Et si la nature brillait plus que ce que nous voyons ? À la découverte de la vie fluo

Romain Garrouste, Chercheur à l’Institut de systématique, évolution, biodiversité (ISYEB), Muséum national d’histoire naturelle (MNHN)

Bernd Schöllhorn, Professeur, laboratoire ITODYS, Université Paris Cité

Serge Berthier, Professeur, Institut des Nanosciences de Paris, Sorbonne Université

La fluorescence naturelle révèle un monde lumineux insoupçonné : du camouflage animal aux innovations biomimétiques, une autre vision du vivant s’ouvre à nous.
Texte intégral (3128 mots)
Portait en fluorescence aux UV de la grenouille arboricole _Ostecephalus taurinus_, en Guyane. La fluorescence aux UV des batraciens se manifeste par une couleur bleu-vert, avec quelque fois la fluorescence des os en transparence. Romain Garrouste, Fourni par l'auteur

Le parcours nocturne Lumières de la nature, proposé par le Jardin des plantes de Paris jusqu’au 16 janvier 2026, a été inspiré d’études menées en Guyane. Derrière cette exposition, on trouve notamment trois chercheurs qui ont inspecté la forêt amazonienne, armés de lampes UV. Ils nous livrent ici les secrets de la fluorescence naturelle, le plus souvent invisible pour les humains mais omniprésente dans le vivant.
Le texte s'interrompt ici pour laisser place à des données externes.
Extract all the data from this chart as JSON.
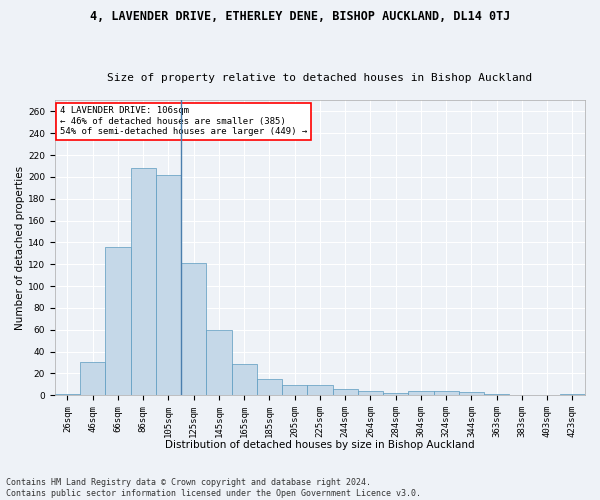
{
  "title1": "4, LAVENDER DRIVE, ETHERLEY DENE, BISHOP AUCKLAND, DL14 0TJ",
  "title2": "Size of property relative to detached houses in Bishop Auckland",
  "xlabel": "Distribution of detached houses by size in Bishop Auckland",
  "ylabel": "Number of detached properties",
  "categories": [
    "26sqm",
    "46sqm",
    "66sqm",
    "86sqm",
    "105sqm",
    "125sqm",
    "145sqm",
    "165sqm",
    "185sqm",
    "205sqm",
    "225sqm",
    "244sqm",
    "264sqm",
    "284sqm",
    "304sqm",
    "324sqm",
    "344sqm",
    "363sqm",
    "383sqm",
    "403sqm",
    "423sqm"
  ],
  "values": [
    1,
    30,
    136,
    208,
    202,
    121,
    60,
    29,
    15,
    9,
    9,
    6,
    4,
    2,
    4,
    4,
    3,
    1,
    0,
    0,
    1
  ],
  "bar_color": "#c5d8e8",
  "bar_edge_color": "#5a9abf",
  "vline_color": "#4a7ead",
  "annotation_text": "4 LAVENDER DRIVE: 106sqm\n← 46% of detached houses are smaller (385)\n54% of semi-detached houses are larger (449) →",
  "annotation_box_color": "white",
  "annotation_border_color": "red",
  "ylim": [
    0,
    270
  ],
  "yticks": [
    0,
    20,
    40,
    60,
    80,
    100,
    120,
    140,
    160,
    180,
    200,
    220,
    240,
    260
  ],
  "footnote": "Contains HM Land Registry data © Crown copyright and database right 2024.\nContains public sector information licensed under the Open Government Licence v3.0.",
  "background_color": "#eef2f7",
  "grid_color": "white",
  "title1_fontsize": 8.5,
  "title2_fontsize": 8,
  "xlabel_fontsize": 7.5,
  "ylabel_fontsize": 7.5,
  "tick_fontsize": 6.5,
  "annotation_fontsize": 6.5,
  "footnote_fontsize": 6.0
}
Dans la pénombre de la forêt guyanaise, en début de nuit, nos lampes UV éclairent une forme mouvante dans les arbres, mauve, presque rose et assez intense. C’est un mammifère marsupial, un Marmosa, qui nous révèle un phénomène physique longtemps passé inaperçu dans le vivant… Non loin de là, sur un tronc à hauteur d’homme, une grosse grenouille arboricole montre elle une intense couleur bleu-vert, alors que sa peau est brun-vert en lumière normale, presque mimétique des troncs où elle se déplace.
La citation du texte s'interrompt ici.